Taking inspiration for the 1998 24 Hours of Le Mans race-winning livery, Sean Bull Design has designed a fantasy rendering 2022 Porsche GT1 endurance racer. The whale-tailed Le Mans fighter wears its flowing, carbon-like striping in a similar spirit to the white-and-blue 1998 Porsche 911 GT1 driven by Laurent Aïello, Allan McNish, and Stéphane Ortelli against an onslaught of GT and Prototype cars.
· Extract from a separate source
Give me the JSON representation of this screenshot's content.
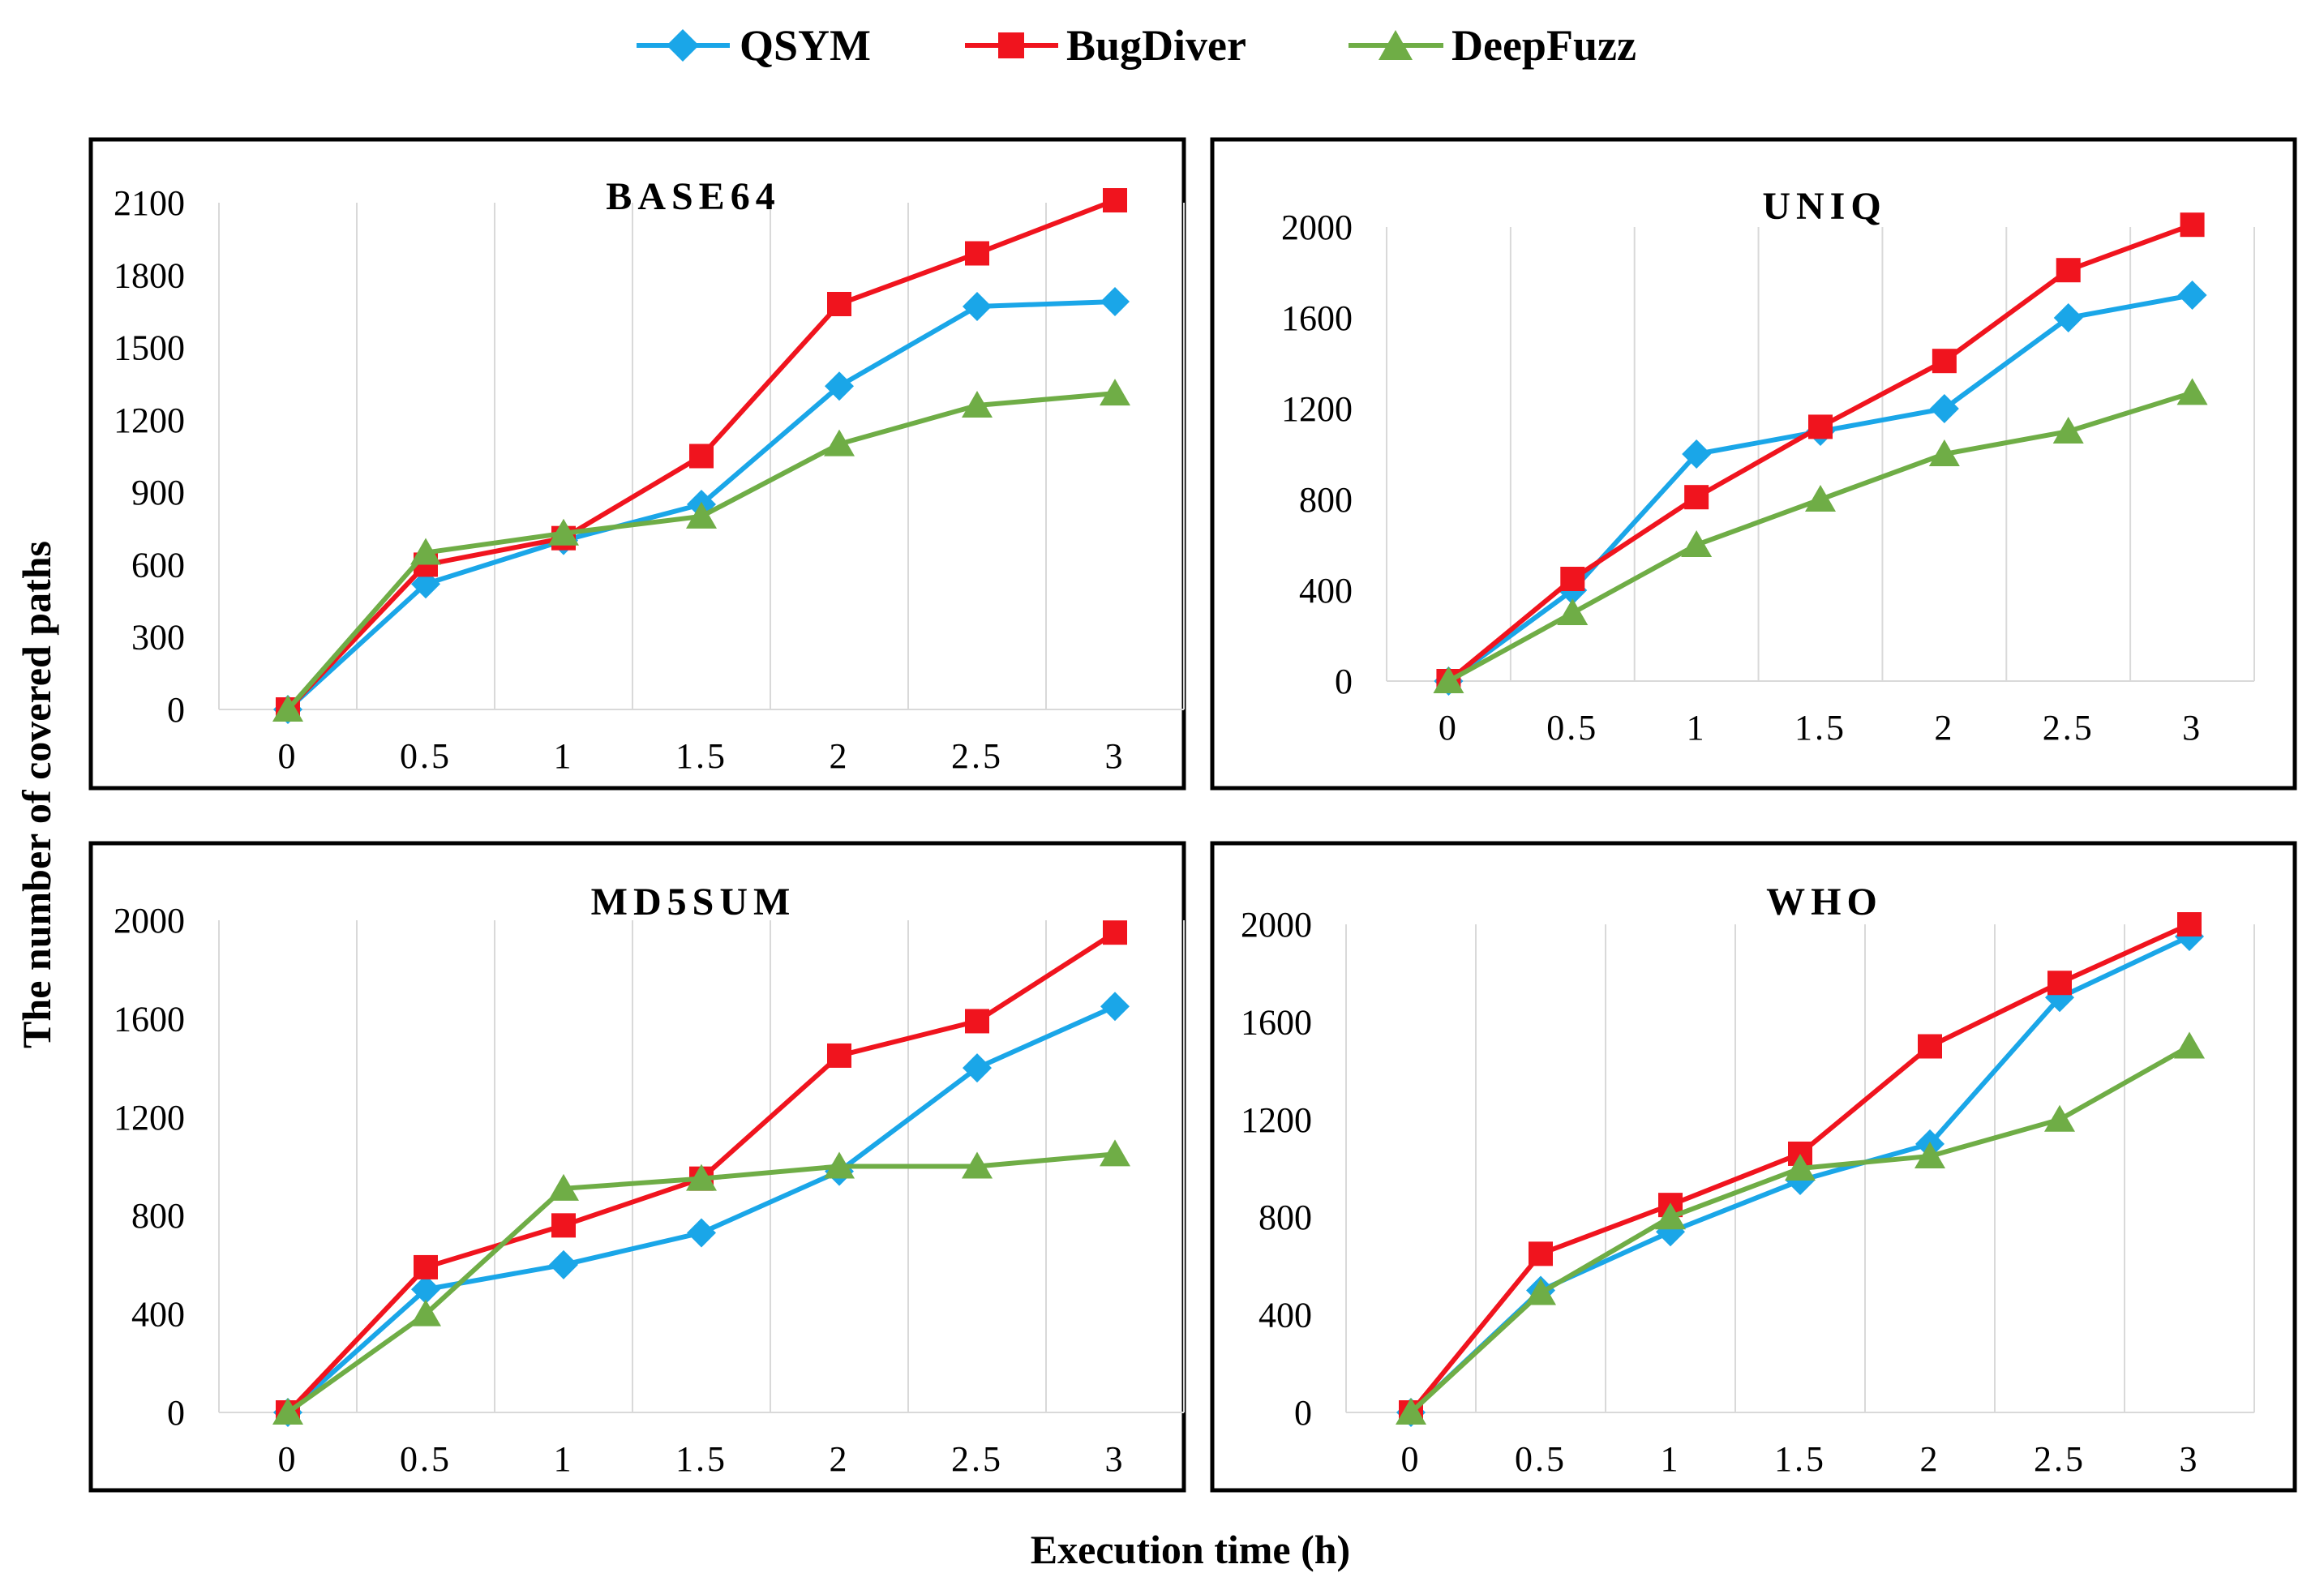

1998 was a high water mark for OEM involvement in Le Mans’ top classes, with the likes of BMW, Chrysler, Ferrari, Ford/Roush, McLaren, Nissan, Panoz, and of course, Porsche, who twisted the rules as much as they could to introduce the full-aero 911 GT1. That ambitious racer would’ve otherwise fallen into the Prototype class, but instead qualified as a GT-class racer thanks to Porsche’s batty decision to homologate and produce road-going versions of the purpose-built endurance racer.
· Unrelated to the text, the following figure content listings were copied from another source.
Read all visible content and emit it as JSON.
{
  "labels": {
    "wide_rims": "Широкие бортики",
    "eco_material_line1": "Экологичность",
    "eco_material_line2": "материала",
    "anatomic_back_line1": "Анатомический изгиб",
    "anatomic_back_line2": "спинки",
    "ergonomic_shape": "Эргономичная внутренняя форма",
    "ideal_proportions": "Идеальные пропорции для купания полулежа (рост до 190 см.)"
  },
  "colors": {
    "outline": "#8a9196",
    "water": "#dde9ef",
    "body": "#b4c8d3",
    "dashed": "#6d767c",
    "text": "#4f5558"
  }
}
The move was spurred by the need to link Le Mans back to road-going cars, though the 911 GT1 barely shared any hardware under its silhouette. Despite the loose connection to the road car, it began to chisel away at the Porsche WSC-95 LMP cars that had been carrying Porsche to the top of the podium the prior two years, finishing second overall in its GT1 debut in 1997 behind the WSC-95. The following year, Nissan, Mercedes, and Toyota responded with their own street-homologated GT-class race cars, but by then there was little their newly-built missiles could do. The Mercedes CLK GTR and Toyota GT-One were quicker but proved to be mechanically troubled early, leaving the door wide-open for the persistent Porsche to count laps while their rivals solved teething issues. In fact, it was Nissan who gave Porsche the biggest shakedown with its R390s, whose fleet took 3rd, 5th, 6th, and 10th overall.